(2nd in a series on Education)
Prothero, Arianna. (2018, August 9). Charter Schools. Education Week.
The impact of charter schools on our taxes has been significant, and Gadfly has wanted to investigate and learn more.
So Gadfly started a thread on charter schools a week ago, suggesting we start with a 2017 article focused on Bethlehem.
That was a mistake.
That Carol Burris article took me into the mud too deeply and too fast.
Let’s reset with the above basic article in the respected Education Week for a big picture overview.
“As the first credible competition to the traditional system of public schooling—and a direct competitor for tight resources—charter schools are the source of ongoing controversy and debate.”
What Are Charter Schools? How Do They Work?

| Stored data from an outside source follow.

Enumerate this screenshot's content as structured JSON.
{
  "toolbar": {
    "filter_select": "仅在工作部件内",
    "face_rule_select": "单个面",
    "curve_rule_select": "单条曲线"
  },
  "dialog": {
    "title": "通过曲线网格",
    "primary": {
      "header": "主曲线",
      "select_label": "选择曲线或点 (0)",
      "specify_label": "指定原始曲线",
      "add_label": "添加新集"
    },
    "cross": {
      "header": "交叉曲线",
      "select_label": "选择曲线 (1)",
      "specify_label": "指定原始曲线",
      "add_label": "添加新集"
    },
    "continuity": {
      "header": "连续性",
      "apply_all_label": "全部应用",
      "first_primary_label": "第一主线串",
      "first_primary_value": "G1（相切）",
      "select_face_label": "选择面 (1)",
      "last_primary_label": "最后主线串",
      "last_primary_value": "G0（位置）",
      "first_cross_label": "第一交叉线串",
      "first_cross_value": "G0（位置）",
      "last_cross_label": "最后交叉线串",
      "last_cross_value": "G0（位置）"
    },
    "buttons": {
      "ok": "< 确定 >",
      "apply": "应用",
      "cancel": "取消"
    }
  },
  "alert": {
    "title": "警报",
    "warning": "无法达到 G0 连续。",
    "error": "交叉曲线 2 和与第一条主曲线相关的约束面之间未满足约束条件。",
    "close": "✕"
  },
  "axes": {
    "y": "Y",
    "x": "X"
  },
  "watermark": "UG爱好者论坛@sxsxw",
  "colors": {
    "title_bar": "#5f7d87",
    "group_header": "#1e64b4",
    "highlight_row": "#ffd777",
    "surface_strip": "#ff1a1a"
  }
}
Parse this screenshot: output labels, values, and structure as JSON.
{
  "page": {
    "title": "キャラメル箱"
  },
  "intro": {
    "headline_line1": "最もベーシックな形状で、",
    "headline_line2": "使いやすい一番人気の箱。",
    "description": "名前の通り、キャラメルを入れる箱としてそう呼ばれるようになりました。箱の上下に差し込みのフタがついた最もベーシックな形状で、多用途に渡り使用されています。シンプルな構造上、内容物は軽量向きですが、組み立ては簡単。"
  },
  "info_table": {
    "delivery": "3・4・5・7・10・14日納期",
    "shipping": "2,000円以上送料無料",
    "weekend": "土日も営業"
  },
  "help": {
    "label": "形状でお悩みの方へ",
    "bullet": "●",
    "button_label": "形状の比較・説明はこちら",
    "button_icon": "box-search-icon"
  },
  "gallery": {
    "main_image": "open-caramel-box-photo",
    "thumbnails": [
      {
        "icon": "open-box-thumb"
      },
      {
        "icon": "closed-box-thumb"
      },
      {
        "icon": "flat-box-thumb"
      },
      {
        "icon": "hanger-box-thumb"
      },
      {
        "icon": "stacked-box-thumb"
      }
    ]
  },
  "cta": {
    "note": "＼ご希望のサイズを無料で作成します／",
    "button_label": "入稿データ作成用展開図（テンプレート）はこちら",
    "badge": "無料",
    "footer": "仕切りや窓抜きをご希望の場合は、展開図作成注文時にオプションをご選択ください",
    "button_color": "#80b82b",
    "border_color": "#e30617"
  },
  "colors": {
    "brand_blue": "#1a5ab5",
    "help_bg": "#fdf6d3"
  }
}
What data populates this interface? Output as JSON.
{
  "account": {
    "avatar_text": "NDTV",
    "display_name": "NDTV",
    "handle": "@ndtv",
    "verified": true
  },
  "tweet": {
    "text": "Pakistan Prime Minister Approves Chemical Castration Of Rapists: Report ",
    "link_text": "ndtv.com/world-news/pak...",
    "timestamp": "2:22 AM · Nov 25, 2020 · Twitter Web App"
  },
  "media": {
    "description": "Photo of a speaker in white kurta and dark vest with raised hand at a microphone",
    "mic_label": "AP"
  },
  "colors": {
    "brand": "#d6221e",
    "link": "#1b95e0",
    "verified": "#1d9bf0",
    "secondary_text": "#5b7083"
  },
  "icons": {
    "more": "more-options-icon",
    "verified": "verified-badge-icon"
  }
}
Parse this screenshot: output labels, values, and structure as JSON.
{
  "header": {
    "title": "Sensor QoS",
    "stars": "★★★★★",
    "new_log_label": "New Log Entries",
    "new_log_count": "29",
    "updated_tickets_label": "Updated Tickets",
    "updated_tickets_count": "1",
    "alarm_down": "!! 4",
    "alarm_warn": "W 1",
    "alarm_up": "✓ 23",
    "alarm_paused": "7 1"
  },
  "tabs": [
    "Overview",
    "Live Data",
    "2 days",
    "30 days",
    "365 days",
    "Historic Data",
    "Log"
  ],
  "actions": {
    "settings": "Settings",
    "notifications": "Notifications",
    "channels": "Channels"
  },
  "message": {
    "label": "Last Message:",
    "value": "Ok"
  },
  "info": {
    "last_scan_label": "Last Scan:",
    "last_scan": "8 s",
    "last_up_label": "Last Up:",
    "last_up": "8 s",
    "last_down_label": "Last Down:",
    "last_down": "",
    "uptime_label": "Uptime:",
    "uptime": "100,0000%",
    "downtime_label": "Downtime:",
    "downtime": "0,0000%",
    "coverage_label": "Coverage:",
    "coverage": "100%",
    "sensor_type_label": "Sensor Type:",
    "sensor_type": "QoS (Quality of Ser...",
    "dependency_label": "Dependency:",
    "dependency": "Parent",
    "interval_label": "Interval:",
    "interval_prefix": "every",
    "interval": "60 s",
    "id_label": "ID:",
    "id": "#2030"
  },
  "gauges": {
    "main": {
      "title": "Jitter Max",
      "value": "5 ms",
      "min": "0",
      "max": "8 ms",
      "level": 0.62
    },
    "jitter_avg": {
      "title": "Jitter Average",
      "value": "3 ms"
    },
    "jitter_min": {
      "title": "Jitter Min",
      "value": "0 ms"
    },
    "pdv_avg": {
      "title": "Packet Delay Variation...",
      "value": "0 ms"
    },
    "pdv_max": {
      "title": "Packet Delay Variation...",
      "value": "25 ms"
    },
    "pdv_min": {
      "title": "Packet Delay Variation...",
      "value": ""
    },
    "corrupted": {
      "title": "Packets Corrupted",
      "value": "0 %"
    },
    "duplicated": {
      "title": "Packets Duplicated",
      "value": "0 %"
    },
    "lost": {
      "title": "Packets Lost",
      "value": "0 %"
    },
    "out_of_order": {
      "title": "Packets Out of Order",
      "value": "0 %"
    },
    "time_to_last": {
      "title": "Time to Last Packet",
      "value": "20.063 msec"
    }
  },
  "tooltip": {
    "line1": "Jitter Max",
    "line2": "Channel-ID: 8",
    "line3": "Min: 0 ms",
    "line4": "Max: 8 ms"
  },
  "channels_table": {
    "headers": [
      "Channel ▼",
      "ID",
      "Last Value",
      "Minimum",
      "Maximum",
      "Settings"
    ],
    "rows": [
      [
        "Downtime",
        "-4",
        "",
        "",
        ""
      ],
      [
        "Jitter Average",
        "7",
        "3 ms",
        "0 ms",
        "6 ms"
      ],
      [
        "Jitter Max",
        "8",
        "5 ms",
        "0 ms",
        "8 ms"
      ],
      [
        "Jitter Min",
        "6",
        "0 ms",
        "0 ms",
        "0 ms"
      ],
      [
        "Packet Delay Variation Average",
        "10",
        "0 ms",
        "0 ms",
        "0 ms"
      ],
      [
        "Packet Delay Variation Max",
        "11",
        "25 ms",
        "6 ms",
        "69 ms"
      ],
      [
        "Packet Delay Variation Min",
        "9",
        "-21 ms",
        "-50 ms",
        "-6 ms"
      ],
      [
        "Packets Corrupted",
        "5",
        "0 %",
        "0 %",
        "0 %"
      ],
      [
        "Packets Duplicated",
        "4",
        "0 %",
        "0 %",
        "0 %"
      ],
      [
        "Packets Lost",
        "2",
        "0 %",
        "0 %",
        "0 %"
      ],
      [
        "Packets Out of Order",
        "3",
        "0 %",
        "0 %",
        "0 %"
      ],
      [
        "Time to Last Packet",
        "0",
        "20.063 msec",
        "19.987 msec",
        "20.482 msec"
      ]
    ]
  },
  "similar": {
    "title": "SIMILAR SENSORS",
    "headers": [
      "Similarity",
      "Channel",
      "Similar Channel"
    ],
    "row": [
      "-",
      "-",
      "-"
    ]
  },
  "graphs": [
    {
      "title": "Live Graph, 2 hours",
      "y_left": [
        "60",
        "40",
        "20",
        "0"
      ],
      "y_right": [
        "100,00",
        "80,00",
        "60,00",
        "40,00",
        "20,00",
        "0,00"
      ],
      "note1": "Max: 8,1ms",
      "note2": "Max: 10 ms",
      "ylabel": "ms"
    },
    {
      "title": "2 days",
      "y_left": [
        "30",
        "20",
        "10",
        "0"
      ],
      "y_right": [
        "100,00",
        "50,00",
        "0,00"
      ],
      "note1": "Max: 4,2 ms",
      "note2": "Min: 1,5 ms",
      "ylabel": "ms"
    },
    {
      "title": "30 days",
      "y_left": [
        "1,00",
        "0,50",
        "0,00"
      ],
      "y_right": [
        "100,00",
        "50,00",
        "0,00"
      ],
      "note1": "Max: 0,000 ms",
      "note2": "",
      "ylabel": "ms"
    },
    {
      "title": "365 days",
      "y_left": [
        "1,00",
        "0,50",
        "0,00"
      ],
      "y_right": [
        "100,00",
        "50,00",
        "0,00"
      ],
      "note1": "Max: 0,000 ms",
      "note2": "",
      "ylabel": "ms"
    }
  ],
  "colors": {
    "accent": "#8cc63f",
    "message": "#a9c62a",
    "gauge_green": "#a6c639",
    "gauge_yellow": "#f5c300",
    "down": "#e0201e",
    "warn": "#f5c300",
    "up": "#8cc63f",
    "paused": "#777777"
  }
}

- a tuition-free school of choice that is publicly funded but independently run
- conceived to loosen red tape around public schools
- conceived to free up educators to innovate
- exempted from many of the state laws and regulations that govern public schools
- bound to the terms of a contract, or “charter,” that lays out a school’s mission, academic goals, fiscal guidelines, and accountability requirements
- enjoying the “charter bargain”: more freedom for more accountability
- do not draw students from an assigned area
- families choose to send their children
Who Runs Charter Schools?
- a school leader or principal overseen by an appointed board
- unlike public schools, not overseen directly by an elected school board
- an authorizer with power to approve and close down
- a growing share are run by larger management organizations
Are Charter Schools Non-Profit?
- many of the best-known networks are run by nonprofit charter management organizations, or CMOs
- some states allow for-profit companies, education management organizations, EMOs
- non-profit schools may hire for-profit companies to manage the school
How Are Charter Schools Funded?
- state and local money based on the number of students enrolled
- federal funds to provide special education services
Are They Public or Private?
- a source of debate depending on how you define a public school
- generally viewed under state laws as public schools whose students are required to take all the same assessments as those who attend traditional district schools
- classroom innovation
- freedom of choice
- competition for students spurs improvement
- alternative curricular approaches
- focus on specific fields of study
- virtual or cyber schools
- divert vital resources from cash-strapped school districts
- educate proportionately fewer students with disabilities
- cherry-pick students
- punitive discipline practices
- more racially segregated
- financial mismanagement
Effectiveness: What the Research Says
- mixed, contradictory
Ok, now Gadfly feels a little bit better. How about you?
One thought on “Charter Schools: Let’s reset (2)”
Worth remembering that many charters are created to replace ‘failing’ public schools, but most of them do not do any better than the public school. Others (sometimes with a sham nonprofit as the nominal operator) are created to channel public funds into private profit.